Menurutnya, kebiasaan masyarakat adat Dayak tersebut sudah ada sejak zaman Indonesia belum merdeka.
Bupati Kapuas, Benbrahim S. Bahat yang kini sedang menghadapi pertarungan merebut simpati hati rakyat untuk bisa menjadi Gubernur Kalimantan Tengah (Kalteng) periode 2021-2026 tampak jelas mendapat dukungan serius dari istrinya yang terlihat cantik dan cerdas ini.
Dalam percakapan Dayak News, Egahni menilai bahwa UU nomor 32 tahun 2009 tentang perlindungan dan pengelolaan lingkungan hidup tersebut perlu pengecualian.
Pada poin H dalam UU tersebut disebutkan, dilarang melakukan pembukaan lahan dengan cara dibakar.
“Kami itu punya namanya peladang tradisional. Saya perlu jelaskan bahwa orang Dayak sejak dahulu kala, sebelum Indonesia merdeka, sejak zaman penjajahan pun sudah punya kearifan lokal membuka lahan pertanian dengan membakar. Dan tidak pernah terjadi Karhutla,” ujar Ary.
Anggota Komisi III DPR RI ini mengungkapkan, para peladang lokal mempunyai teknik tersendiri dalam melakukan pembakaran untuk pembukaan lahan. Teknik tersebut, Kata Ery, tidak akan menimbulkan Karhutla.

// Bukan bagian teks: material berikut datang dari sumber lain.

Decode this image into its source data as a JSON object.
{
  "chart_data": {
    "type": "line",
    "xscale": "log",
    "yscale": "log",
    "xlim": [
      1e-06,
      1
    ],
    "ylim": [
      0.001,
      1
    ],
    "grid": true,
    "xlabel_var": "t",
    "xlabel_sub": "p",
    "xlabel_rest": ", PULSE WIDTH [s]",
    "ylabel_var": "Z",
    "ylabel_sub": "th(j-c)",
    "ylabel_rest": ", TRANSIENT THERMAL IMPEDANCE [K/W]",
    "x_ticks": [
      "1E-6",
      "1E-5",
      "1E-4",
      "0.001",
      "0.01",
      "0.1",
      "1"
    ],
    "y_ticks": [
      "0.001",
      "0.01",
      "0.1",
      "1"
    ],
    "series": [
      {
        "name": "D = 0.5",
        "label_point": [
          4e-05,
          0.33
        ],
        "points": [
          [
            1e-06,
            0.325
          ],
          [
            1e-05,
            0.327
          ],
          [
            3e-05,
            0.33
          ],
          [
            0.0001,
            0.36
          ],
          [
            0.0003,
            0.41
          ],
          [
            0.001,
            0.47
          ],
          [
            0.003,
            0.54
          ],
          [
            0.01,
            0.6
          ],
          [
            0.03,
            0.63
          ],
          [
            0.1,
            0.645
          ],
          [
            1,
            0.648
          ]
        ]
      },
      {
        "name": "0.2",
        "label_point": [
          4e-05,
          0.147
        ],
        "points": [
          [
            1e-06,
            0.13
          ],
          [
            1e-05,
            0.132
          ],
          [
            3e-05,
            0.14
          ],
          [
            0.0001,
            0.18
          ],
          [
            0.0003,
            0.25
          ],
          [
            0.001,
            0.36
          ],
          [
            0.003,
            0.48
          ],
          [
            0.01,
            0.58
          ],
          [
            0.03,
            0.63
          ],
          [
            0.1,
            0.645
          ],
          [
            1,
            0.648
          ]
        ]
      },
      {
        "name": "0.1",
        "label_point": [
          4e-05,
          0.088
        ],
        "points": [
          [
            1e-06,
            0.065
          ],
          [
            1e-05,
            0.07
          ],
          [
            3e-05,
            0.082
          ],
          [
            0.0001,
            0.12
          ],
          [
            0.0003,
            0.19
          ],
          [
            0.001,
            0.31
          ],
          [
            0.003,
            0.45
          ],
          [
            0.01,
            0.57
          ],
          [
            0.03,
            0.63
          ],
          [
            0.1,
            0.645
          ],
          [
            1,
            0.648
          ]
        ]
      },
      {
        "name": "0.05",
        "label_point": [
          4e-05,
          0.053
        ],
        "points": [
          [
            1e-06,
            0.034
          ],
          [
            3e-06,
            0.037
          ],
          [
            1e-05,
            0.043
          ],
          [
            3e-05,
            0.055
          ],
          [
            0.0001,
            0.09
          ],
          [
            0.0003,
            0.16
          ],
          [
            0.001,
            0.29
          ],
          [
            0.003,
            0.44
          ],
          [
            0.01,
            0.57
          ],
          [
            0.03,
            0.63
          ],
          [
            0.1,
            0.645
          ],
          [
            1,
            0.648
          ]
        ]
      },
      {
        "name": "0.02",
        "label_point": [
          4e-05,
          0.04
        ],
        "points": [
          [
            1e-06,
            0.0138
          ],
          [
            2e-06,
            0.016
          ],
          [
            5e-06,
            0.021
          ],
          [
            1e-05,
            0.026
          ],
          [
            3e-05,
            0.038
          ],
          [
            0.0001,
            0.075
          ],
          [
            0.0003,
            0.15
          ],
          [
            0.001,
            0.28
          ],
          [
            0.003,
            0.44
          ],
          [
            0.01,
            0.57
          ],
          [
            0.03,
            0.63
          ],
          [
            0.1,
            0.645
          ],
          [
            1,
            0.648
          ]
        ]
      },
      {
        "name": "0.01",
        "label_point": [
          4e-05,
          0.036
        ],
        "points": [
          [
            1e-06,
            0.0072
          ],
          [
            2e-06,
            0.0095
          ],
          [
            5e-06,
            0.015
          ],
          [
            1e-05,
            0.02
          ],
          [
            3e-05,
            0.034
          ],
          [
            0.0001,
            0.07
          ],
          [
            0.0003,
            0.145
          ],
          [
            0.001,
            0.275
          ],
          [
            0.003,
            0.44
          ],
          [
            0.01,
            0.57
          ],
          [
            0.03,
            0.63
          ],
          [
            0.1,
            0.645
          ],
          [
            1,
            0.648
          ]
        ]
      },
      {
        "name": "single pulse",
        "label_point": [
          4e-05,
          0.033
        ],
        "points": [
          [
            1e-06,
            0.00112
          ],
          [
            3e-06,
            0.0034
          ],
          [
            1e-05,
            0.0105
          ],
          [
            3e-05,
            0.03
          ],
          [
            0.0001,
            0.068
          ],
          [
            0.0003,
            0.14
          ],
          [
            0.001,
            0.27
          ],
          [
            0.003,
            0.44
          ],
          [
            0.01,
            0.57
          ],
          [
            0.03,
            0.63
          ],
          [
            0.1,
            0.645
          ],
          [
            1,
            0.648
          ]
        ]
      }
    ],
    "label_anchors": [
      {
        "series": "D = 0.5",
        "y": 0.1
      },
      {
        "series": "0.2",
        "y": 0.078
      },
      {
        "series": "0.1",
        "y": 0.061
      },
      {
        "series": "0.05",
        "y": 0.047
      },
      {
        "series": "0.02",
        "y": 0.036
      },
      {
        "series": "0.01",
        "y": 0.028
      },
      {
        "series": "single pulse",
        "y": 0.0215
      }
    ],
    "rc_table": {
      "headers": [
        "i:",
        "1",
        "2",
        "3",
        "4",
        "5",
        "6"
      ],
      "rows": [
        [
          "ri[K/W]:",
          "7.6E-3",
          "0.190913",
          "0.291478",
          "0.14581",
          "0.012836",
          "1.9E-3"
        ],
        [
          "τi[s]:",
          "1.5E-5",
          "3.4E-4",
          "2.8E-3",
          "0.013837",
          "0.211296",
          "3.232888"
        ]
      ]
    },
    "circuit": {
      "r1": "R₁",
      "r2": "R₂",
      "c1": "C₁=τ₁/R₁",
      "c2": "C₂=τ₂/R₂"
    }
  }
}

“Satu bentuk budaya lokal orang Dayak asli. Mereka ketika membuka lahan ada ilmunya. Jadi melihat arah angin, mengawal lahan, dan sebagainya,” kata Ary.
“Jadi misalkan lahan yang akan dibuka luasnya 20 kali 30 meter persegi, hanya bagian itu yang terbakar, tidak lebih dari itu, apalagi sampai terjadi Karhutla, tidak akan mungkin terjadi,” tambahnya.
Perjuangan Ary yang cukup panjang akhirnya membuahkan hasil. Setelah ia lantang menyuarakan hak-hak masyarakat adat Dayak di depan Kapolri dan badan legislasi. Keluarlah payung hukum yang melindungi masyarakat adat Dayak.
“Kapolda Kalteng sudah memberikan keringanan bagi masyarakat adat untuk membuka lahan dengan cara dibakar. Para pemimpin di 13 kabupaten dan 1 kota juga akhirnya mengeluarkan perbup dan perwali yang melindungi masyarakat adat dalam membuka lahan secara tradisional,” ucap Ary.
“Doakan agar RUU MHA ini segera dapat dieksekusi menjadi UU MHA. Karena sudah selesai dalam pembahasan tingkat satu dan dua,” tambahnya.
Selain menyuarakan keadilan bagi para peladang tradisional masyarakat adat. Ary juga aktif menyuarakan kearifan lokal masyarakat adat Dayak seperti hak Ulayat dan hak atas tanah adat.(Rb/BBU).